First of all, I have to say Sebastian's overview of the history of gamification was excellent. In my presentations I've always been pretty vague and limited myself to providing a rough timescale. Sebastian apparently did some serious detective work and laid bare all the gory details. That part alone would've been worth the travel through the snow. Major props! It bears mentioning that, while important on a meta level (talking about gamification), that information is essentially trivia and, by itself, doesn't have that much intrinsic value (for pursuing gamification, whatever that may mean).

The implied question that comes with every gamification talk ever, is how to actually do that thing. I felt like Sebastian did a good job at steering people away from the checklist approach decried by Ian Bogost. He outlined some fairly established properties of games and how/why people play, and why it is very difficult to bring those in line with whatever snake oil / gamification salespeople tell you about the bottom line. (Side note: Last week, in an interview about gamification, I've wondered aloud whether the word itself is even salvageable for the long term, or whether it will inevitably go down in history as a marketing fad.)
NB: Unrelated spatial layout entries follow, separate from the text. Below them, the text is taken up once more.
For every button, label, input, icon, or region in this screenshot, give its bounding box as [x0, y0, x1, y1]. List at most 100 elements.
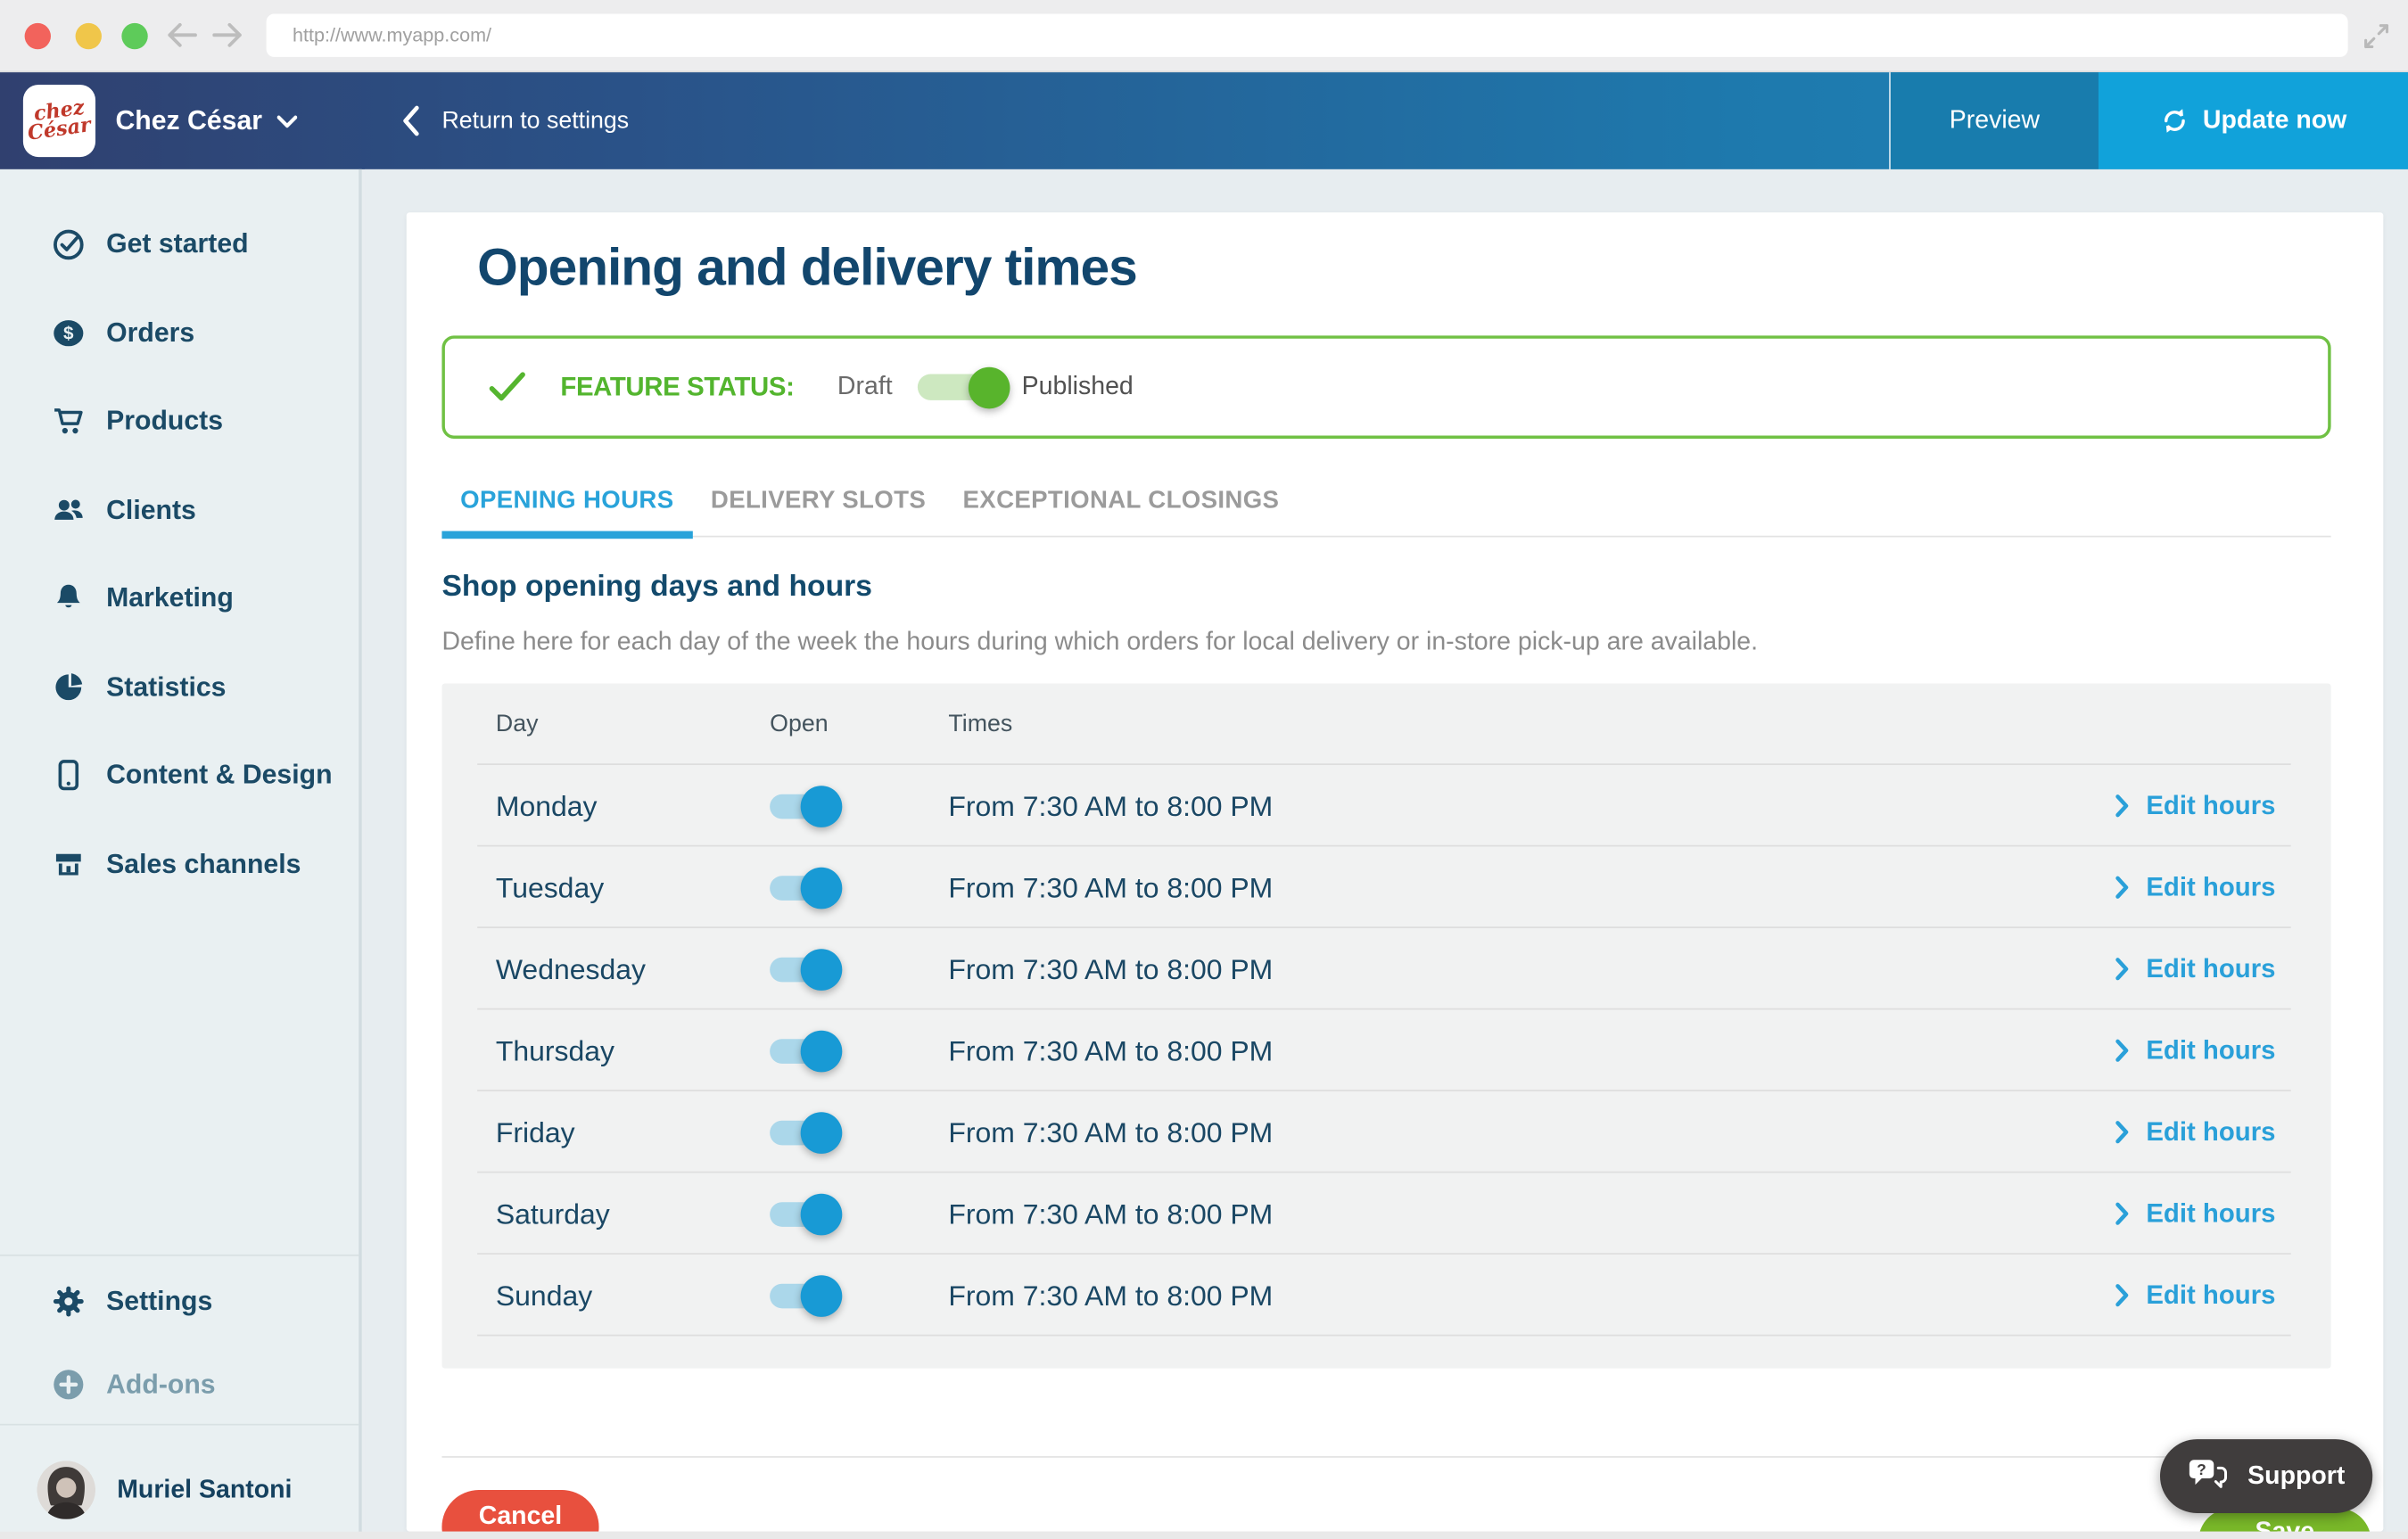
update-now-label: Update now: [2202, 106, 2347, 135]
column-header-open: Open: [770, 710, 829, 737]
chevron-right-icon: [2115, 1284, 2129, 1307]
sidebar: Get started $ Orders Products Clients Ma…: [0, 169, 362, 1539]
times-label: From 7:30 AM to 8:00 PM: [948, 1115, 1274, 1148]
times-label: From 7:30 AM to 8:00 PM: [948, 870, 1274, 903]
chevron-right-icon: [2115, 958, 2129, 981]
open-toggle[interactable]: [770, 1274, 843, 1316]
window-bottom-edge: [0, 1531, 2408, 1539]
sidebar-item-addons[interactable]: Add-ons: [0, 1341, 359, 1429]
svg-text:$: $: [63, 323, 74, 343]
cancel-button[interactable]: Cancel: [441, 1490, 599, 1532]
user-account[interactable]: Muriel Santoni: [0, 1441, 359, 1539]
edit-hours-link[interactable]: Edit hours: [2115, 790, 2331, 821]
zoom-window-button[interactable]: [121, 22, 148, 50]
times-label: From 7:30 AM to 8:00 PM: [948, 1278, 1274, 1311]
toggle-knob: [800, 948, 843, 991]
sidebar-item-orders[interactable]: $ Orders: [0, 289, 359, 377]
address-bar[interactable]: http://www.myapp.com/: [266, 13, 2348, 57]
sidebar-item-get-started[interactable]: Get started: [0, 200, 359, 288]
browser-chrome: http://www.myapp.com/: [0, 0, 2408, 73]
open-toggle[interactable]: [770, 1111, 843, 1153]
sidebar-item-marketing[interactable]: Marketing: [0, 554, 359, 642]
edit-hours-label: Edit hours: [2146, 871, 2276, 901]
times-label: From 7:30 AM to 8:00 PM: [948, 1197, 1274, 1230]
section-description: Define here for each day of the week the…: [441, 628, 1759, 656]
preview-button[interactable]: Preview: [1890, 72, 2099, 169]
sidebar-item-settings[interactable]: Settings: [0, 1257, 359, 1346]
sidebar-item-label: Get started: [106, 227, 249, 259]
edit-hours-link[interactable]: Edit hours: [2115, 1198, 2331, 1230]
edit-hours-link[interactable]: Edit hours: [2115, 953, 2331, 984]
sidebar-item-content-design[interactable]: Content & Design: [0, 731, 359, 819]
support-button[interactable]: ? Support: [2159, 1439, 2373, 1513]
table-row: Friday From 7:30 AM to 8:00 PM Edit hour…: [441, 1091, 2330, 1173]
refresh-icon: [2164, 109, 2185, 133]
open-toggle[interactable]: [770, 785, 843, 827]
update-now-button[interactable]: Update now: [2098, 72, 2408, 169]
close-window-button[interactable]: [24, 22, 51, 50]
tab-exceptional-closings[interactable]: EXCEPTIONAL CLOSINGS: [962, 488, 1280, 514]
day-label: Monday: [495, 788, 598, 821]
day-label: Friday: [495, 1115, 575, 1148]
column-header-day: Day: [495, 710, 539, 737]
edit-hours-label: Edit hours: [2146, 790, 2276, 820]
day-label: Sunday: [495, 1278, 593, 1311]
edit-hours-link[interactable]: Edit hours: [2115, 1035, 2331, 1066]
tab-delivery-slots[interactable]: DELIVERY SLOTS: [710, 488, 927, 514]
expand-window-icon[interactable]: [2363, 23, 2389, 49]
store-switcher[interactable]: Chez César: [115, 72, 298, 169]
store-logo[interactable]: chez César: [22, 84, 96, 158]
minimize-window-button[interactable]: [75, 22, 102, 50]
sidebar-item-clients[interactable]: Clients: [0, 465, 359, 554]
toggle-knob: [800, 1111, 843, 1153]
avatar: [37, 1461, 96, 1519]
edit-hours-link[interactable]: Edit hours: [2115, 1116, 2331, 1148]
times-label: From 7:30 AM to 8:00 PM: [948, 788, 1274, 821]
feature-status-banner: FEATURE STATUS: Draft Published: [441, 335, 2331, 439]
times-label: From 7:30 AM to 8:00 PM: [948, 1033, 1274, 1066]
avatar-image: [37, 1461, 96, 1519]
chevron-right-icon: [2115, 876, 2129, 899]
svg-text:?: ?: [2197, 1460, 2206, 1477]
opening-hours-table: Day Open Times Monday From 7:30 AM to 8:…: [441, 683, 2331, 1369]
day-label: Tuesday: [495, 870, 605, 903]
table-header-row: Day Open Times: [441, 683, 2330, 765]
sidebar-item-sales-channels[interactable]: Sales channels: [0, 819, 359, 908]
table-row: Thursday From 7:30 AM to 8:00 PM Edit ho…: [441, 1009, 2331, 1091]
chevron-right-icon: [2115, 1121, 2129, 1144]
header-divider: [1889, 72, 1891, 169]
sidebar-item-label: Content & Design: [106, 759, 333, 791]
browser-back-icon[interactable]: [166, 22, 197, 48]
edit-hours-label: Edit hours: [2146, 1197, 2276, 1228]
support-label: Support: [2247, 1461, 2346, 1490]
table-row: Monday From 7:30 AM to 8:00 PM Edit hour…: [441, 765, 2331, 847]
sidebar-item-label: Marketing: [106, 581, 234, 613]
tab-opening-hours[interactable]: OPENING HOURS: [441, 475, 692, 539]
sidebar-divider: [0, 1254, 359, 1256]
check-circle-icon: [54, 230, 84, 260]
open-toggle[interactable]: [770, 1192, 843, 1235]
pie-chart-icon: [55, 672, 83, 700]
return-to-settings-link[interactable]: Return to settings: [400, 72, 629, 169]
toggle-knob: [800, 1274, 843, 1316]
sidebar-item-label: Orders: [106, 317, 195, 348]
user-name: Muriel Santoni: [117, 1475, 293, 1503]
sidebar-item-statistics[interactable]: Statistics: [0, 643, 359, 731]
gear-icon: [53, 1287, 84, 1317]
chevron-down-icon: [277, 114, 298, 128]
table-row: Wednesday From 7:30 AM to 8:00 PM Edit h…: [441, 928, 2331, 1010]
open-toggle[interactable]: [770, 1029, 843, 1072]
return-to-settings-label: Return to settings: [441, 106, 630, 134]
open-toggle[interactable]: [770, 866, 843, 909]
browser-forward-icon[interactable]: [212, 22, 243, 48]
tab-bar: OPENING HOURS DELIVERY SLOTS EXCEPTIONAL…: [441, 475, 2331, 539]
open-toggle[interactable]: [770, 948, 843, 991]
feature-status-toggle[interactable]: [917, 366, 1010, 408]
edit-hours-link[interactable]: Edit hours: [2115, 872, 2331, 903]
toggle-knob: [800, 1029, 843, 1072]
edit-hours-link[interactable]: Edit hours: [2115, 1280, 2331, 1311]
toggle-knob: [800, 866, 843, 909]
sidebar-item-products[interactable]: Products: [0, 377, 359, 465]
day-label: Thursday: [495, 1033, 615, 1066]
So what do we tell someone who wants to “get started,” after all the stuff about the value of the player experience has been established? The easy approach, the one I've used so far, is to more or less point people to game design resources. “You want to make good games,” I say, “so here's what experienced designers say about how to make good games.” This also has the neat side effect of alienating checklist aficionados who don't actually want to learn anything new. I'm not even disappointed in them, their failing projects will be disappointing enough. I could link you to that Gartner press release now, but I don't really want to outwardly promote their current position just because it happens to align with my own narrative.

Something else that has jumped out at me is how many talking points (not necessarily from Sebastian's talk, but in general from the discussion surrounding gamification) would be fairly obvious if people, you know, actually played some games. I've seen and heard people talk about gamification who seemed like they hadn't touched a game since Tetris. I mean, how believably can someone talk about player engagement and emotional impact if they've never even saved a princess? (By the way I'm not saying classic games couldn't be emotionally intensive – fact is, they can be.) Sebastian, in contrast to those unnamed people, seemed to be at the very least in touch with gaming culture: we chatted for a bit about Desert Bus for Hope and I did recognize his Sword & Sworcery wallpaper. Small cues like these stabilize the assumption that he does indeed “know games” from more than a purely academic perspective.

I should probably wrap this up this right about here, so in summary I listened to a fantastic talk on gamification that ended up teaching me a good amount of new facts, evoked some new questions, challenged some beliefs and strengthened others. All in all, a valuable experience!

On a related note, I've been drafting a blog entry about an example for games achieving emotional impact through their mechanics, by toying with player expectations / mental models and seemingly “changing the rules.” It's currenty sitting at slightly under 2000 words and should be finished either this week or next.